Yet another reason needs to be considered for the differences between the printed Greek text and the Latin version--the likelihood that the Greek is corrupt. I would like to put forward the hypothesis that the Greek has undergone a clumsy and incompetent revision as a result of the fear of Origenism caused by Theophilus of Alexandria's expulsion of the Nitrian monks in 399/400. Jerome provides a starting point. He states of Rufinus that he wrote a book about monks and lists many in it who never existed; the ones whom he describes were without doubt Origenists and condemned by the bishops. Jerome then lists Ammonius, Eusebius, Euthymius, Evagrius, Or, and Isidore. (8)
The first three names given by Jerome are those of three of the four famous Tall Brothers, the leaders of the Origenist monks of Nitria persecuted by Theophilus. An account of them is given in chapter XXIII of the Latin version as part of the description of the settlements of Nitria and Cellia (XXI ft.). Firstly it is worth noting that the account of Nitria is much briefer in the Greek (XX.5 Festugiere, XXIII Preuschen) than in the Latin, confining itself to the record of the visit. The Greek includes a reference to the rivalry of the monks in their ascetic practices omitted in the Latin, but it omits the enthusiastic praise contained in Latin XXI at lines 4-5 (sins abolished there), 9 (their faith and charity), 19-20 (mystical reasons for foot-washing), and paragraphs 1,5 and 1,6 exclaiming on their virtues, agreement in teaching, works of mercy, and biblical study. Instead of all this the Greek merely summarizes with the words, 'Who would speak of all their virtues, being unable to say anything worthily?' The beginning of the account of Cellia which follows has clearly suffered corruption in the Greek. Whereas the Latin gives the position of this settlement in the inner desert and states that Cellia is its name, the Greek does not recognize Cellia as a proper name (XX.7 Festugiere, XXIII.3 Preuschen).

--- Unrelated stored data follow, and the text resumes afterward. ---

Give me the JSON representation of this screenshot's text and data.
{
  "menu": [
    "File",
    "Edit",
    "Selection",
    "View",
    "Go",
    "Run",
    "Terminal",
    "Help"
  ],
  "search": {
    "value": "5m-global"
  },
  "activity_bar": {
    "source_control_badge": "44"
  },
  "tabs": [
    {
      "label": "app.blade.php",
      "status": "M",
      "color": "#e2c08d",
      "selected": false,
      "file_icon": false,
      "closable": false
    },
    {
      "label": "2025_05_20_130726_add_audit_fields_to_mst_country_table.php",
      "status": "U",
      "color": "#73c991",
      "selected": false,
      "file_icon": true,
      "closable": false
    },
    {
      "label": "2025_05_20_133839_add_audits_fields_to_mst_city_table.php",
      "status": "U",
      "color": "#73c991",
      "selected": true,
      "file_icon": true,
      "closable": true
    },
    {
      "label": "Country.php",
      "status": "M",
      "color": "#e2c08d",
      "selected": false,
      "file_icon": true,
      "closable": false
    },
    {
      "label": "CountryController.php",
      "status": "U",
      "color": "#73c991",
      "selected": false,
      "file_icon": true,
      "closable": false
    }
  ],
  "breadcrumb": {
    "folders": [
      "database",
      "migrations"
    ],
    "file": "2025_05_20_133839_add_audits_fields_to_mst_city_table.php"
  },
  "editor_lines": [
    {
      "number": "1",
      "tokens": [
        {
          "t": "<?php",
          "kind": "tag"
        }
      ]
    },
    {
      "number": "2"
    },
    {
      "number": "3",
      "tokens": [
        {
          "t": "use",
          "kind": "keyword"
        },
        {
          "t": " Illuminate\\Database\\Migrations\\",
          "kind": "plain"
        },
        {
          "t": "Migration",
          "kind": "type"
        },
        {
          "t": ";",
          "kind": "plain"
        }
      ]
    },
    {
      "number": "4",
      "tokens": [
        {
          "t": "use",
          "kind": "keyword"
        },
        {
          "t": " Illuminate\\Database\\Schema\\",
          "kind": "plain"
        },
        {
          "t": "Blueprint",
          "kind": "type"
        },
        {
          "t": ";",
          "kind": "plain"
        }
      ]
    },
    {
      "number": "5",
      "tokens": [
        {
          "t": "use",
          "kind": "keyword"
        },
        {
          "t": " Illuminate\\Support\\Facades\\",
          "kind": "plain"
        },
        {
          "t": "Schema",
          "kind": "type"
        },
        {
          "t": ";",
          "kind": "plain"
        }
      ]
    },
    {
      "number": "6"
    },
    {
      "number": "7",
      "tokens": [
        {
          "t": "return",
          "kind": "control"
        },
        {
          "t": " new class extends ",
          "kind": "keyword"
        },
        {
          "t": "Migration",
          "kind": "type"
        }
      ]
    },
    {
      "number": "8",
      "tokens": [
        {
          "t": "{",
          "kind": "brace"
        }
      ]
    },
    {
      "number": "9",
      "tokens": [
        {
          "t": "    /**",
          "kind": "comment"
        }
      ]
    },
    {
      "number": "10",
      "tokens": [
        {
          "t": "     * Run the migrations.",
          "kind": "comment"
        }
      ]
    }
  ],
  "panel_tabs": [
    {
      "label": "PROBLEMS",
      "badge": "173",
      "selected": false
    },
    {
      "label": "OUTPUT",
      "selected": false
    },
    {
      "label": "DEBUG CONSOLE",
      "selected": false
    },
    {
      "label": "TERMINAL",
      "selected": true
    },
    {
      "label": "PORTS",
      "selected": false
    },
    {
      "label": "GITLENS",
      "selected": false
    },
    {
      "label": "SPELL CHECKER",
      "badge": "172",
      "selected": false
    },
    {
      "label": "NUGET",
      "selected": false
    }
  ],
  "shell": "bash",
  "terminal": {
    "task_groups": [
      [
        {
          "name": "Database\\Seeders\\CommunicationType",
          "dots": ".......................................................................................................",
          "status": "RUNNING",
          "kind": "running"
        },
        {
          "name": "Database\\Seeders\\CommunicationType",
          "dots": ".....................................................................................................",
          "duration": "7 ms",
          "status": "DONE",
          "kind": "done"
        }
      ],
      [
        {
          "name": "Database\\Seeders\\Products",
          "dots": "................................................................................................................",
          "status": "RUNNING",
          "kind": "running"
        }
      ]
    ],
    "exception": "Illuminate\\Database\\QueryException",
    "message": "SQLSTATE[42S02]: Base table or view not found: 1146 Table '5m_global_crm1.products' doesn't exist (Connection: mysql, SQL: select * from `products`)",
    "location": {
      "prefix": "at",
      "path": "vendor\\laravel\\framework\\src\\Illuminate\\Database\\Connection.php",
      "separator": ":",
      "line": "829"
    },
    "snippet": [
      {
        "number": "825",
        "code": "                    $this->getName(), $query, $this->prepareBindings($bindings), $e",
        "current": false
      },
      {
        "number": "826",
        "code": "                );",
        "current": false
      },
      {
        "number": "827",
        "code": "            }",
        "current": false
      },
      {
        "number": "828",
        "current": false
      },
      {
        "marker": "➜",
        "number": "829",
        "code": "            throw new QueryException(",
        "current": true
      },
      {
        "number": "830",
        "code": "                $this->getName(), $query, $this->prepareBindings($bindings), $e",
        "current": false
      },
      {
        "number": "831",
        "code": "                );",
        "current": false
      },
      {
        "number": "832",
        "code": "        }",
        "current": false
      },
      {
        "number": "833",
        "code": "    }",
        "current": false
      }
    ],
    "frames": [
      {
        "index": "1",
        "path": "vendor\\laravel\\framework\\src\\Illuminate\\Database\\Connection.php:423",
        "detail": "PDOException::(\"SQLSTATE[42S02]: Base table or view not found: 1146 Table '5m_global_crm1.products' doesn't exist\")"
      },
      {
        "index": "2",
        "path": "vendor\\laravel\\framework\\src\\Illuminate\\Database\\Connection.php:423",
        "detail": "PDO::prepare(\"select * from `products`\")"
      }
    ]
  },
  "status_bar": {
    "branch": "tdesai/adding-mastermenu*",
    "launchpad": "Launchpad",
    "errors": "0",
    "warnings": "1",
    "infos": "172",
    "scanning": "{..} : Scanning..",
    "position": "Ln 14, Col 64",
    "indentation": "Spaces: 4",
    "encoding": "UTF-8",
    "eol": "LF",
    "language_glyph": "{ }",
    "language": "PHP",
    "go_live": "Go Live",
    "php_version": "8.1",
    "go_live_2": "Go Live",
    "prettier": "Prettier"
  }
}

Another difference is that the Greek refers to brothers being found dead in their cells, whereas the Latin states that if brothers fail to appear in church they are visited by the other monks.
There follows the account of Ammonius and the other three Tall Brothers (XXIII). The Latin starts with three paragraphs praising Ammonius' virtues, which are omitted in the Greek (XX.9 Festugiere, XXIV Preuschen). There then follows a paragraph on his two brothers, Eusebius and Euthymius, together with a mention of the fourth brother, Dioscorus, who was made bishop against his will. The brothers are praised as teachers and comforters of all the monks in that area. This paragraph is omitted in the Greek and the names of Ammonius' three brothers are not mentioned, but instead there appears at a slightly later point (XX. 14 Festugiere, XXVI.2 Preuschen) a garbled paragraph about three brothers who cut off their ears in order to avoid being made bishops (cf. Schulz-Flugel p. 10 on this anecdote).
After two short sections on Didymus and Cronius in both versions, the Latin has a short section on the monk Origenes (XXVI). This is completely omitted in the Greek. Why? For the simple reason that the name was regarded with alarm, something which gives an indication of the intellectual level of the reviser who made this excision. The following section on Evagrius is much shorter in the Greek than the Latin and omits some of the praises included in the Latin version. (9) The sections on the other two monks named by Jerome occur at different points and are not connected with Nitria (II and XVII Latin). Jerome will be incorrect in regarding them as Origenists. He has presumably confused the Or of the HM with Or of Nitria, and Isidore with the Isidore of Alexandria persecuted by Theophilus. The Greek version emphasizes the orthodoxy of Or's faith (II.7 Festugiere, II.7 Preuschen).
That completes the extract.